夏履巋眉頭微微一挑,整個身子往龍椅一靠。
“這薛途,又是何方人物啊?”
冷寒鋒冷峻的目光一掃眾人。
“北延暗探!”
睡夢中的蕭雲山聽到這四個字撇了撇嘴,仿佛對“暗探”二字嗤之以鼻。
“錦衣衛調查,薛屠!北延邊境靖州人士,靖州布政使義子,原名薛卓雲,三年前化名薛屠入我京都,常年蟄伏於王公貴族流連的賭坊、青樓等地,以各種由頭接近權貴,並套取情報,這三年多次將情報送至靖州。”
頓了頓,冷寒鋒目光微凝。
“此子雖文才一般,但修為已至玄氣五品,袖口常年藏與一把柳葉小刀傍身,刀刃一寸有三,恰與公孫公子刀痕相吻。”
“上月十六,此子與公孫公子在街邊產生過口角,據探子來報,此子昨夜亥時離家,直至今日辰時才歸”
“所以,無論作案動機,作案手法,作案時間都完全符合凶手的特征。”
話音剛落,整個禦書房陷入一片死寂,仿佛空氣都凝固了。
夏履巋輕敲龍案,發出“篤篤”的聲音,每一聲都敲在了眾人的心頭。
“公孫愛卿,冷指揮使的話你聽到了吧!”
夏履巋目光如炬,直射公孫琰。
公孫琰隻覺渾身一緊,抬頭四目相對時,看到那銳利眼神的背後藏著不容置疑的獨斷。
“臣.......”
公孫琰張了張嘴,可想說的話如鯁在喉,卻是怎樣也說不出口。
“公孫愛卿!你意如何?”夏履巋的聲音陡然拔高。
公孫琰臉色蒼白,豆大的汗水從額頭滴落,十指蜷縮,奮力抵抗天子的威壓。
“你身子抖什麼?你怕什麼?”
夏履巋拍案而起,震的龍案上的書跳了起來,聲如雷霆,整個禦書房都在顫抖。
“薛屠!”
“好一個薛屠!”
“好一個北延!”
“朕宅心仁厚,不忍看到廝殺,這才與北延罷兵數年,可這北延竟然殘忍殺害朕的子民!當我大夏好欺負嗎?”

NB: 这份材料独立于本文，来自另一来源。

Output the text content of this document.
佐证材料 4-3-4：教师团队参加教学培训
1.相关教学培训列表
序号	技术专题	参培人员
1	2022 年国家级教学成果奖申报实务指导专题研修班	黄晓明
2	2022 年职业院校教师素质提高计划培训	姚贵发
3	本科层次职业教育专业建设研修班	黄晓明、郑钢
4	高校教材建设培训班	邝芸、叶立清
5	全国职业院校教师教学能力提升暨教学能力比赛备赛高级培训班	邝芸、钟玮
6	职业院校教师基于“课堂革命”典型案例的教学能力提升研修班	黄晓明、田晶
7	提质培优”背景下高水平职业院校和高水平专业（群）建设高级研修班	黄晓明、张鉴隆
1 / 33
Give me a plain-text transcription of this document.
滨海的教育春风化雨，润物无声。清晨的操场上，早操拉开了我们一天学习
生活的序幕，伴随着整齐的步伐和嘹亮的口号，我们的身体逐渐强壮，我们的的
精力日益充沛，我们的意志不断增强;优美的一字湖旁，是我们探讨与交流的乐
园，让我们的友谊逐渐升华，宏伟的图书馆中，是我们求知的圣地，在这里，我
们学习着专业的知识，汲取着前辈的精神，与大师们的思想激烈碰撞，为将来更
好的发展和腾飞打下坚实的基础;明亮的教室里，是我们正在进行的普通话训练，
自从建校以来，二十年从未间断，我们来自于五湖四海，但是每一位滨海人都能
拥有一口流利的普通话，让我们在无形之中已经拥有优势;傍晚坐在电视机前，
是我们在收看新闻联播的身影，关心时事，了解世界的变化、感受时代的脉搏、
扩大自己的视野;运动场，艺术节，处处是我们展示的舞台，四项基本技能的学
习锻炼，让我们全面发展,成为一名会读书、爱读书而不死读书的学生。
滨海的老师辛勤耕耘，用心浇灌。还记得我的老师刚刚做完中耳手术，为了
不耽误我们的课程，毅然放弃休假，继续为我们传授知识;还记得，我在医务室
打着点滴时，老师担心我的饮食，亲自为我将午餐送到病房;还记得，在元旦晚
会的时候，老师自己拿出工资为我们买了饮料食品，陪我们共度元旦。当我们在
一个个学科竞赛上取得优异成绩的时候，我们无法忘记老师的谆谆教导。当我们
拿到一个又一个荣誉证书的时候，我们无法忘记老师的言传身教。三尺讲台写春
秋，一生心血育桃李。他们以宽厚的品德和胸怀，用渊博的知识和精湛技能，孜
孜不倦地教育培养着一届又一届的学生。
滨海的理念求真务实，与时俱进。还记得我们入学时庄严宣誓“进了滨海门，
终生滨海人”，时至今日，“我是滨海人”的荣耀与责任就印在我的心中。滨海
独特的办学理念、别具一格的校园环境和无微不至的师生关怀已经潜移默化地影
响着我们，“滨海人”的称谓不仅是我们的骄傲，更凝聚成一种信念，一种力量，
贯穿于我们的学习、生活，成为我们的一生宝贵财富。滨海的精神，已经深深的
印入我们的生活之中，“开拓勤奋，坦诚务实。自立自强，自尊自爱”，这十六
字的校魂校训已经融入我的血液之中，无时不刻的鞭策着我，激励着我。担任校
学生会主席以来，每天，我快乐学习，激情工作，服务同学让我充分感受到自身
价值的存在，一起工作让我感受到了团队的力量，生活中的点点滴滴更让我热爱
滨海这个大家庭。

夏履巋大步走到公孫琰的身邊,伸出手拍了拍他的肩頭,力道雖然不大,但壓得他喘不上氣來。
“愛卿莫怕!你是我大夏的禮部尚書,你身後有朕給你撐腰,有百萬邊軍給你撐腰!”
“血債血償!”
“他北延敢殺我大夏一人,朕就要屠他一城!”
“冷寒鋒!”
“在!”
冷寒鋒立刻上前單膝跪地,聲音如出鞘的寶劍鏗鏘有力。
夏履巋大手一揮,幾乎在怒吼。
“傳朕口諭,即日起,邊軍開拔,血洗靖州城!”
“朕要讓整個靖州城為朕的子民陪葬!”
冷寒鋒抬頭,眼中寒芒四射,沉聲道:“臣遵旨!”
“公孫愛卿!”
夏履巋的聲音緩了下來。
“這個結果,愛卿可否滿意?”
麵如死灰的公孫琰仿佛一下就蒼老了十歲,聲音帶著哭腔。
“謝主.......隆恩!”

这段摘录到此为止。